Hiroshi caught the fish – believed to be a wolffish – in Hokkaido’s waters near Russia’s coast. He uploaded a picture of him lifting (or trying very, very hard to lift) the fish, his face contorted in a grimace that just about tells us everything we need to know about how big this fish might be. The picture on Twitter was accompanied by the caption: “It was worth flying to [Hokkaido] twice within three months. This guy is super cool.”

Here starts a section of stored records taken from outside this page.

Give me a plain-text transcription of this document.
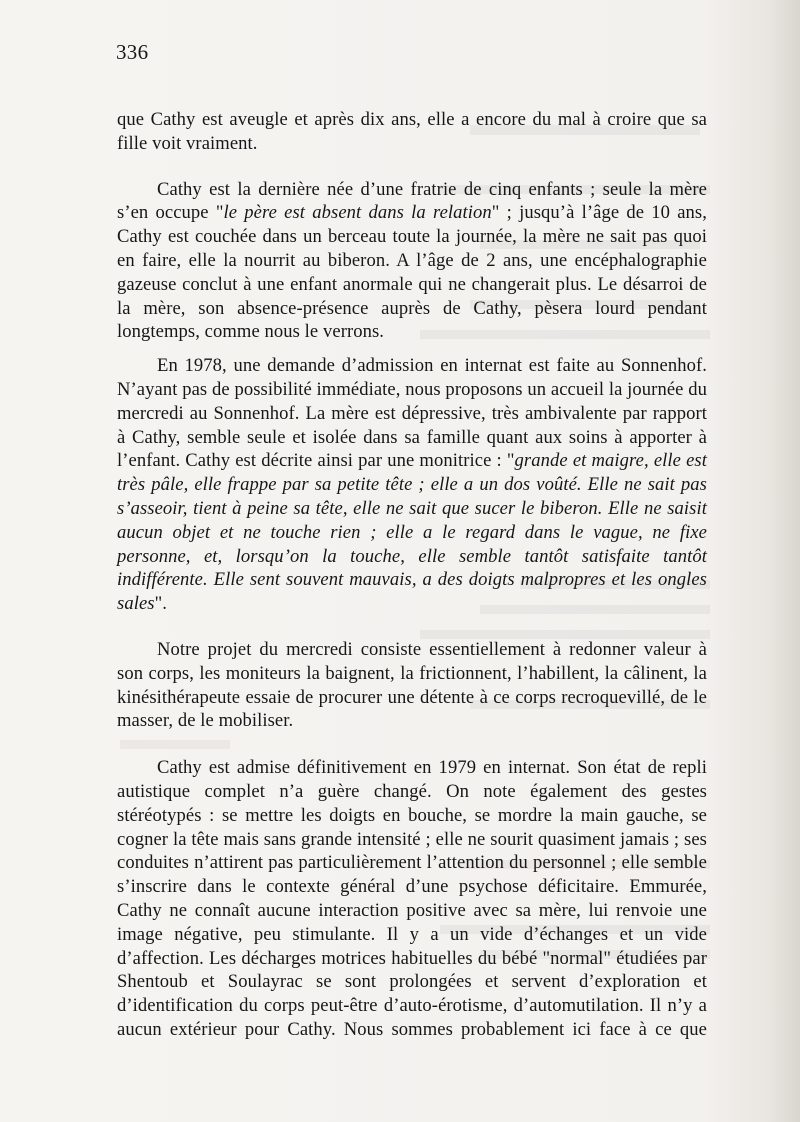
336

que Cathy est aveugle et après dix ans, elle a encore du mal à croire que sa fille voit vraiment.

Cathy est la dernière née d’une fratrie de cinq enfants ; seule la mère s’en occupe "le père est absent dans la relation" ; jusqu’à l’âge de 10 ans, Cathy est couchée dans un berceau toute la journée, la mère ne sait pas quoi en faire, elle la nourrit au biberon. A l’âge de 2 ans, une encéphalographie gazeuse conclut à une enfant anormale qui ne changerait plus. Le désarroi de la mère, son absence-présence auprès de Cathy, pèsera lourd pendant longtemps, comme nous le verrons.

En 1978, une demande d’admission en internat est faite au Sonnenhof. N’ayant pas de possibilité immédiate, nous proposons un accueil la journée du mercredi au Sonnenhof. La mère est dépressive, très ambivalente par rapport à Cathy, semble seule et isolée dans sa famille quant aux soins à apporter à l’enfant. Cathy est décrite ainsi par une monitrice : "grande et maigre, elle est très pâle, elle frappe par sa petite tête ; elle a un dos voûté. Elle ne sait pas s’asseoir, tient à peine sa tête, elle ne sait que sucer le biberon. Elle ne saisit aucun objet et ne touche rien ; elle a le regard dans le vague, ne fixe personne, et, lorsqu’on la touche, elle semble tantôt satisfaite tantôt indifférente. Elle sent souvent mauvais, a des doigts malpropres et les ongles sales".

Notre projet du mercredi consiste essentiellement à redonner valeur à son corps, les moniteurs la baignent, la frictionnent, l’habillent, la câlinent, la kinésithérapeute essaie de procurer une détente à ce corps recroquevillé, de le masser, de le mobiliser.

Cathy est admise définitivement en 1979 en internat. Son état de repli autistique complet n’a guère changé. On note également des gestes stéréotypés : se mettre les doigts en bouche, se mordre la main gauche, se cogner la tête mais sans grande intensité ; elle ne sourit quasiment jamais ; ses conduites n’attirent pas particulièrement l’attention du personnel ; elle semble s’inscrire dans le contexte général d’une psychose déficitaire. Emmurée, Cathy ne connaît aucune interaction positive avec sa mère, lui renvoie une image négative, peu stimulante. Il y a un vide d’échanges et un vide d’affection. Les décharges motrices habituelles du bébé "normal" étudiées par Shentoub et Soulayrac se sont prolongées et servent d’exploration et d’identification du corps peut-être d’auto-érotisme, d’automutilation. Il n’y a aucun extérieur pour Cathy. Nous sommes probablement ici face à ce que
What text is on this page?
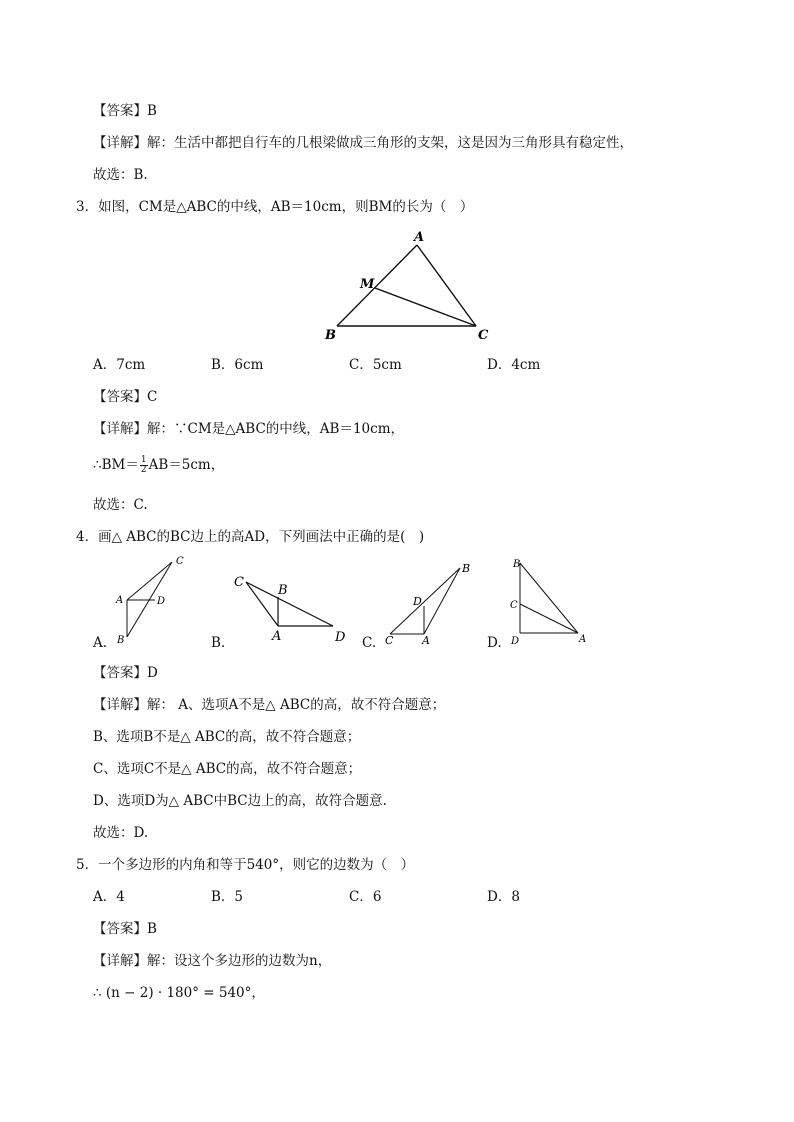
【答案】B
【详解】解：生活中都把自行车的几根梁做成三角形的支架，这是因为三角形具有稳定性，
故选：B.
3．如图，CM是△ABC的中线，AB＝10cm，则BM的长为（　）
A
M
B	C
A．7cm	B．6cm	C．5cm	D．4cm
【答案】C
【详解】解：∵CM是△ABC的中线，AB＝10cm，
∴BM＝ $\frac{1}{2} AB=5cm$，
故选：C.
4．画△ ABC的BC边上的高AD，下列画法中正确的是(　)
A.
C
A	D
B	B.
C
B
A	D C.
B
D
C	A	D.
B
C
D	A
【答案】D
【详解】解： A、选项A不是△ ABC的高，故不符合题意；
B、选项B不是△ ABC的高，故不符合题意；
C、选项C不是△ ABC的高，故不符合题意；
D、选项D为△ ABC中BC边上的高，故符合题意.
故选：D.
5．一个多边形的内角和等于540°，则它的边数为（　）
A．4	B．5	C．6	D．8
【答案】B
【详解】解：设这个多边形的边数为n，
∴ (n − 2) · 180° = 540°，
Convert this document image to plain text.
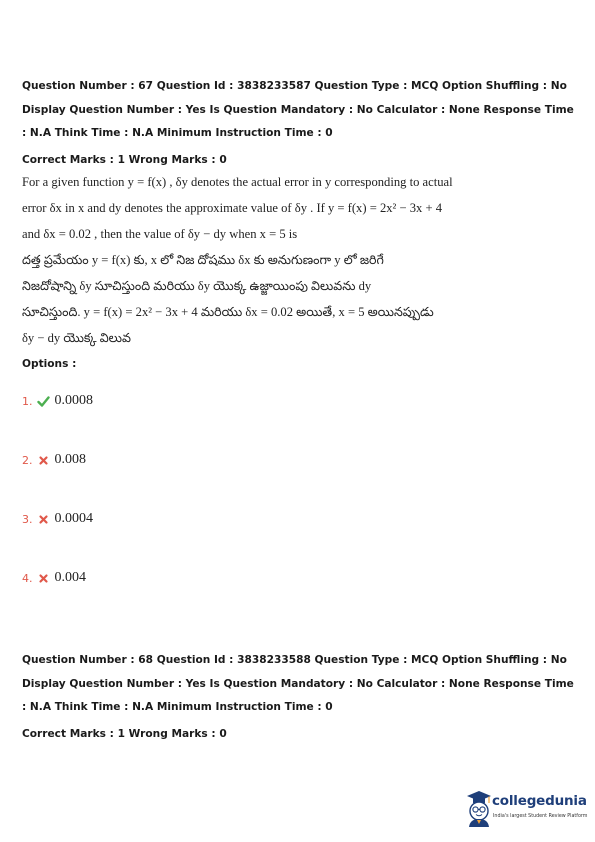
Question Number : 67 Question Id : 3838233587 Question Type : MCQ Option Shuffling : No
Display Question Number : Yes Is Question Mandatory : No Calculator : None Response Time
: N.A Think Time : N.A Minimum Instruction Time : 0
Correct Marks : 1 Wrong Marks : 0
For a given function y = f(x) , δy denotes the actual error in y corresponding to actual
error δx in x and dy denotes the approximate value of δy . If y = f(x) = 2x² − 3x + 4
and δx = 0.02 , then the value of δy − dy when x = 5 is
దత్త ప్రమేయం y = f(x) కు, x లో నిజ దోషము δx కు అనుగుణంగా y లో జరిగే
నిజదోషాన్ని δy సూచిస్తుంది మరియు δy యొక్క ఉజ్జాయింపు విలువను dy
సూచిస్తుంది. y = f(x) = 2x² − 3x + 4 మరియు δx = 0.02 అయితే, x = 5 అయినప్పుడు
δy − dy యొక్క విలువ
Options :
1. 0.0008
2. 0.008
3. 0.0004
4. 0.004
Question Number : 68 Question Id : 3838233588 Question Type : MCQ Option Shuffling : No
Display Question Number : Yes Is Question Mandatory : No Calculator : None Response Time
: N.A Think Time : N.A Minimum Instruction Time : 0
Correct Marks : 1 Wrong Marks : 0
collegedunia
India's largest Student Review Platform
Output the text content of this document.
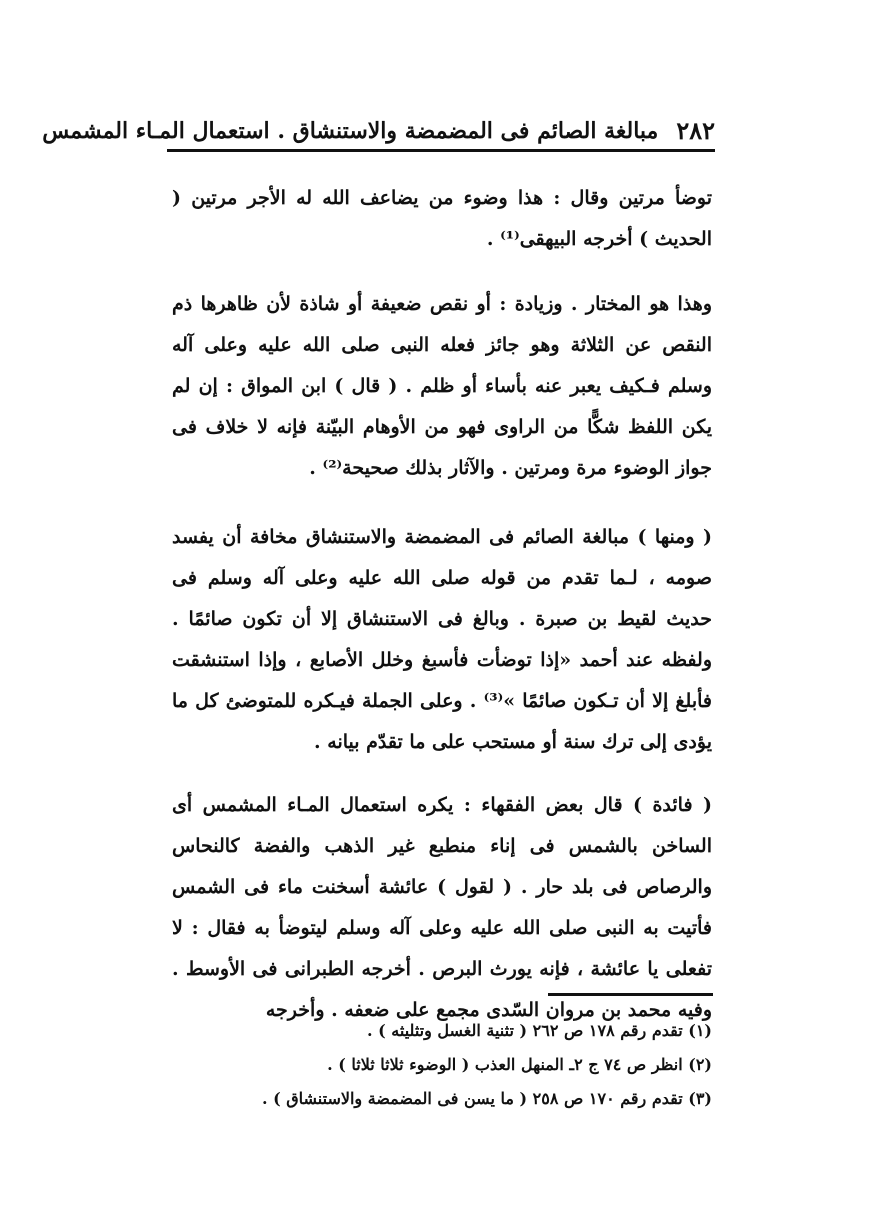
٢٨٢
مبالغة الصائم فى المضمضة والاستنشاق . استعمال المـاء المشمس

توضأ مرتين وقال : هذا وضوء من يضاعف الله له الأجر مرتين ( الحديث ) أخرجه البيهقى⁽¹⁾ .

وهذا هو المختار . وزيادة : أو نقص ضعيفة أو شاذة لأن ظاهرها ذم النقص عن الثلاثة وهو جائز فعله النبى صلى الله عليه وعلى آله وسلم فـكيف يعبر عنه بأساء أو ظلم . ( قال ) ابن المواق : إن لم يكن اللفظ شكًّا من الراوى فهو من الأوهام البيّنة فإنه لا خلاف فى جواز الوضوء مرة ومرتين . والآثار بذلك صحيحة⁽²⁾ .

( ومنها ) مبالغة الصائم فى المضمضة والاستنشاق مخافة أن يفسد صومه ، لـما تقدم من قوله صلى الله عليه وعلى آله وسلم فى حديث لقيط بن صبرة . وبالغ فى الاستنشاق إلا أن تكون صائمًا . ولفظه عند أحمد «إذا توضأت فأسبغ وخلل الأصابع ، وإذا استنشقت فأبلغ إلا أن تـكون صائمًا »⁽³⁾ . وعلى الجملة فيـكره للمتوضئ كل ما يؤدى إلى ترك سنة أو مستحب على ما تقدّم بيانه .

( فائدة ) قال بعض الفقهاء : يكره استعمال المـاء المشمس أى الساخن بالشمس فى إناء منطبع غير الذهب والفضة كالنحاس والرصاص فى بلد حار . ( لقول ) عائشة أسخنت ماء فى الشمس فأتيت به النبى صلى الله عليه وعلى آله وسلم ليتوضأ به فقال : لا تفعلى يا عائشة ، فإنه يورث البرص . أخرجه الطبرانى فى الأوسط . وفيه محمد بن مروان السّدى مجمع على ضعفه . وأخرجه

(١) تقدم رقم ١٧٨ ص ٢٦٢ ( تثنية الغسل وتثليثه ) .

(٢) انظر ص ٧٤ ج ٢ـ المنهل العذب ( الوضوء ثلاثا ثلاثا ) .

(٣) تقدم رقم ١٧٠ ص ٢٥٨ ( ما يسن فى المضمضة والاستنشاق ) .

Wolffish are deep-sea fish indigenous to the Pacific Ocean and the Atlantic Ocean, and feed on smaller creatures living on the ocean floor. A study conducted in 2008 said that rising water temperatures have resulted in these fish migrating further north. It is famous, besides its rather monstrous appearance (it resembles a monster that could bring about Armageddon), for its size; the specimen Hiroshi caught was nearly two metres long. These fish usually grow to achieve a size of nearly 1.2m, making Hiroshi’s catch something of an extraordinary event.
The picture shows Hiroshi struggling to hold up his catch, the most striking feature of which is the gaping mouth which looks big enough to devour a fairly large dog. It makes you realize why wolffish have famously featured in an episode of River Monsters on the Animal Planet.
The abnormal size of Hiroshi’s catch (abnormal even for a wolffish) is being surmised to be the effect of the deadly Fukushima nuclear accident. Since the accident in 2011, a number of fish have been caught from surrounding waters with as much as 2500 times the legal and safe radiation limit.